Genoa, Alberto Gilardino ha commentato così la prestazione della sua squadra

SULLA GARA- “C’è amarezza e dispiacere per il risultato. Dal 10′ fino all’episodio dell’espulsione abbiamo fatto molto bene, abbiamo creato presupposti per far gol giocando a calcio. Dall’espulsione è cambiata la strategia della gara ma siamo rimasti in partita, è normale che il Lecce abbia spinto anche con i giocatori che ha, in grado di fare male alla nostra retroguardia”.

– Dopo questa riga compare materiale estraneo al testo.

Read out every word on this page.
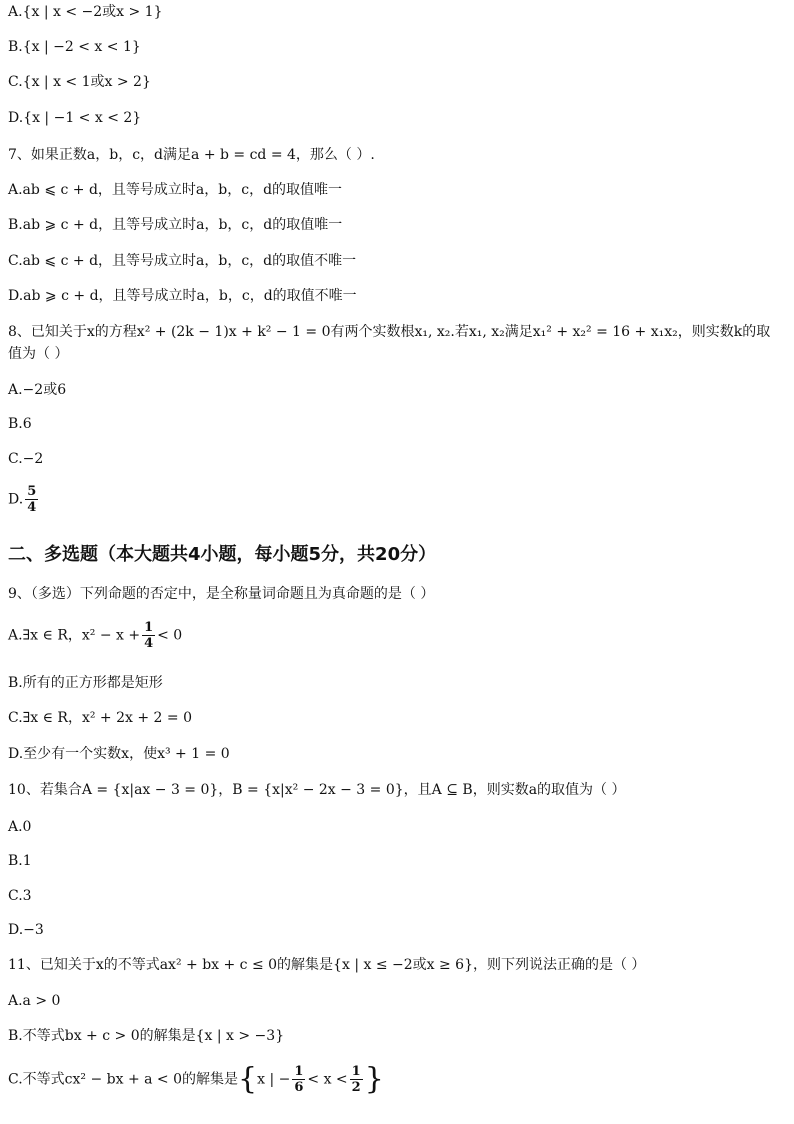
A.{x | x < −2或x > 1}
B.{x | −2 < x < 1}
C.{x | x < 1或x > 2}
D.{x | −1 < x < 2}
7、如果正数a，b，c，d满足a + b = cd = 4，那么（ ）.
A.ab ⩽ c + d，且等号成立时a，b，c，d的取值唯一
B.ab ⩾ c + d，且等号成立时a，b，c，d的取值唯一
C.ab ⩽ c + d，且等号成立时a，b，c，d的取值不唯一
D.ab ⩾ c + d，且等号成立时a，b，c，d的取值不唯一
8、已知关于x的方程x² + (2k − 1)x + k² − 1 = 0有两个实数根x₁, x₂.若x₁, x₂满足x₁² + x₂² = 16 + x₁x₂，则实数k的取值为（ ）
A.−2或6
B.6
C.−2
D. $\frac{5}{4}$
二、多选题（本大题共4小题，每小题5分，共20分）
9、（多选）下列命题的否定中，是全称量词命题且为真命题的是（ ）
A.∃x ∈ R，$x^2 - x + \frac{1}{4} < 0$
B.所有的正方形都是矩形
C.∃x ∈ R，x² + 2x + 2 = 0
D.至少有一个实数x，使x³ + 1 = 0
10、若集合A = {x|ax − 3 = 0}，B = {x|x² − 2x − 3 = 0}，且A ⊆ B，则实数a的取值为（ ）
A.0
B.1
C.3
D.−3
11、已知关于x的不等式ax² + bx + c ≤ 0的解集是{x | x ≤ −2或x ≥ 6}，则下列说法正确的是（ ）
A.a > 0
B.不等式bx + c > 0的解集是{x | x > −3}
C.不等式cx² − bx + a < 0的解集是{x | − $\frac{1}{6} < x < \frac{1}{2}$ }
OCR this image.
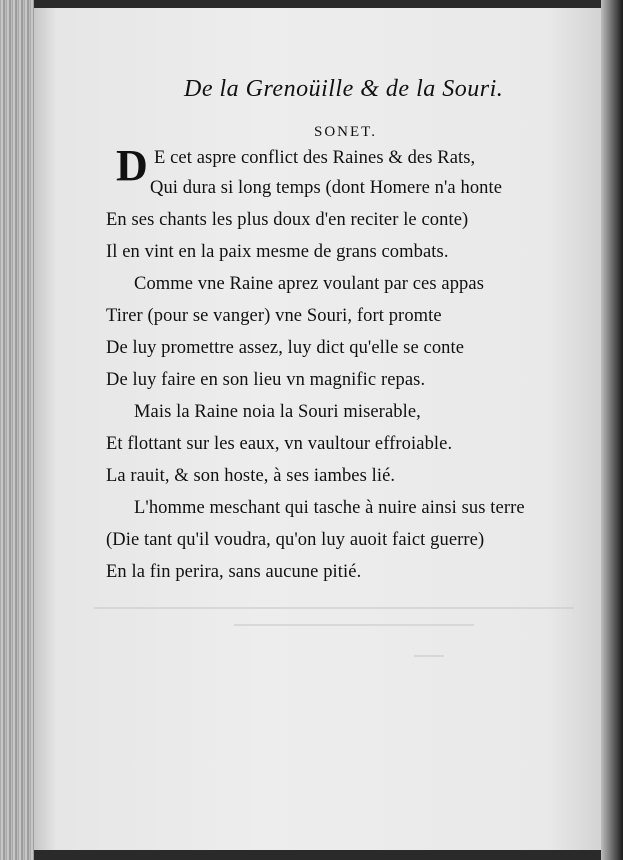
De la Grenoüille & de la Souri.
SONET.
D E cet aspre conflict des Raines & des Rats,
Qui dura si long temps (dont Homere n'a honte
En ses chants les plus doux d'en reciter le conte)
Il en vint en la paix mesme de grans combats.
Comme vne Raine aprez voulant par ces appas
Tirer (pour se vanger) vne Souri, fort promte
De luy promettre assez, luy dict qu'elle se conte
De luy faire en son lieu vn magnific repas.
Mais la Raine noia la Souri miserable,
Et flottant sur les eaux, vn vaultour effroiable.
La rauit, & son hoste, à ses iambes lié.
L'homme meschant qui tasche à nuire ainsi sus terre
(Die tant qu'il voudra, qu'on luy auoit faict guerre)
En la fin perira, sans aucune pitié.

RIFLESSIONI-  “Da quando siamo rimasti in 10 l’atteggiamento c’è stato fino al loro gol. Abbiamo tenuto botta per quasi tutta la partita e anche in inferiorità abbiamo avuto occasioni dove potevamo essere più lucidi. I ragazzi hanno corso tanto e si sono sacrificati. Peccato per il finale, se avessimo portato a casa un punto sicuramente non avremmo rubato nulla. Il dna di questa squadra è questo: ragazzi che hanno fame e voglia, oltre che disponibilità nel lavoro. C’è rammarico perché sono punti pesanti, ma anche nei momenti negativi bisogna trovare qualche aspetto positivo che stasera c’è. E questi dobbiamo portarli con noi giovedì contro la Roma. Dobbiamo ripartire da quello che abbiamo fatto in dieci, dalla determinazione dei ragazzi”.